Updated: Dec 5, 2021
The second-half of November was a whirlwind travel adventure for me. The first stop was to the American Numismatic Society (ANS) where Curator, Jesse Kraft, gave me a chance to study, document, and photograph any number of contemporary counterfeit U.S. coins in their collection for my research and publications on this subject. It was a quick but productive 2 days for my purposes, and I got to see a whole lot of other treasures too!
The following four days I was in Baltimore for the Whitman Expo. It was great to be back after the 2020 show was cancelled due to Covid concerns. The goal of this show was also to study and photograph pieces from various collections for my research and documentation purposes. This was another success helping to fill many gaps in the next 3 upcoming Bad Metal series publications. I documented many new, fun and sometimes wild die struck contemporary counterfeits, on top of some scarce cast counterfeits.
And it is the cast counterfeits that I am here to provide additional information.

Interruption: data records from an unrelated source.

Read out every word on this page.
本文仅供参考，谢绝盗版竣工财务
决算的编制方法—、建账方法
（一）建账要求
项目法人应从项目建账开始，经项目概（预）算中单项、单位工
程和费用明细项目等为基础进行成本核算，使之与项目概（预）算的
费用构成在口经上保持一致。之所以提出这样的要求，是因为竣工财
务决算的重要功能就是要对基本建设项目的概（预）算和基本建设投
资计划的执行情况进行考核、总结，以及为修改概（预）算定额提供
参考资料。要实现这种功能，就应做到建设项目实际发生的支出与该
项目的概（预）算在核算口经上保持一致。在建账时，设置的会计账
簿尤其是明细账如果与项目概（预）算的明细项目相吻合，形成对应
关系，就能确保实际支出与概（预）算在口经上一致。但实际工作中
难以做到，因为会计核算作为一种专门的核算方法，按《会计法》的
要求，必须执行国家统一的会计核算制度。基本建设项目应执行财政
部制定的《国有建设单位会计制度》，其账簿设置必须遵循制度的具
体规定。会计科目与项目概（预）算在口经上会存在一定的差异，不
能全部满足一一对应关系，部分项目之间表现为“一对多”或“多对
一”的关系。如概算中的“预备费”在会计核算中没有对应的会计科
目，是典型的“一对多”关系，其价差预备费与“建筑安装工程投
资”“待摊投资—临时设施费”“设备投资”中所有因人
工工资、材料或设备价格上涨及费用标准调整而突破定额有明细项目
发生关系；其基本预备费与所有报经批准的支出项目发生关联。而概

Since I took on the counterfeit CBH census a few months ago (I know I have not yet sent the summary of results to those who participated), almost 10 new cast counterfeit CBH Overton die marriages have been reported, of which 5 were documented within a week during my east coast trip at the ANS and Whitman Baltimore show. In particular, the east coast trip resulted in the following new varieties:
1827 O-117 (shown here)
I now have a total of 84 different cast counterfeit CBH die marriages documented, of which I have photos of most. However, I am missing photos of the following 12 cast counterfeits. If you have any of these cast counterfeit CBH die marriages, I would love to get photos for the record - thanks!
1812 O-107, Davignon 3-C
1822 O-106, Davignon 10-J
1825 O-106(?), Davignon 8-H
1826 O-105, Davignon 7-G
1827 O-146, Davignon 7-G
1829 O-115, Davignon 14-O
1829 O-102, Davignon 16-Q
1830 O-115, Davignon 25-Z
1832 O-106, Davignon 19-T
1833 O-113, Davignon 37-KK
1835 O-103, Davignon 14-N
1836 O-112, Davignon 8-H; (see 1st Edition)
On top of this, a handful of new die struck counterfeits, primarily transfer dies, were also documented during my east coast trip. Additional information and reporting about these pieces will be shared in the near future after I have adequately attributed them.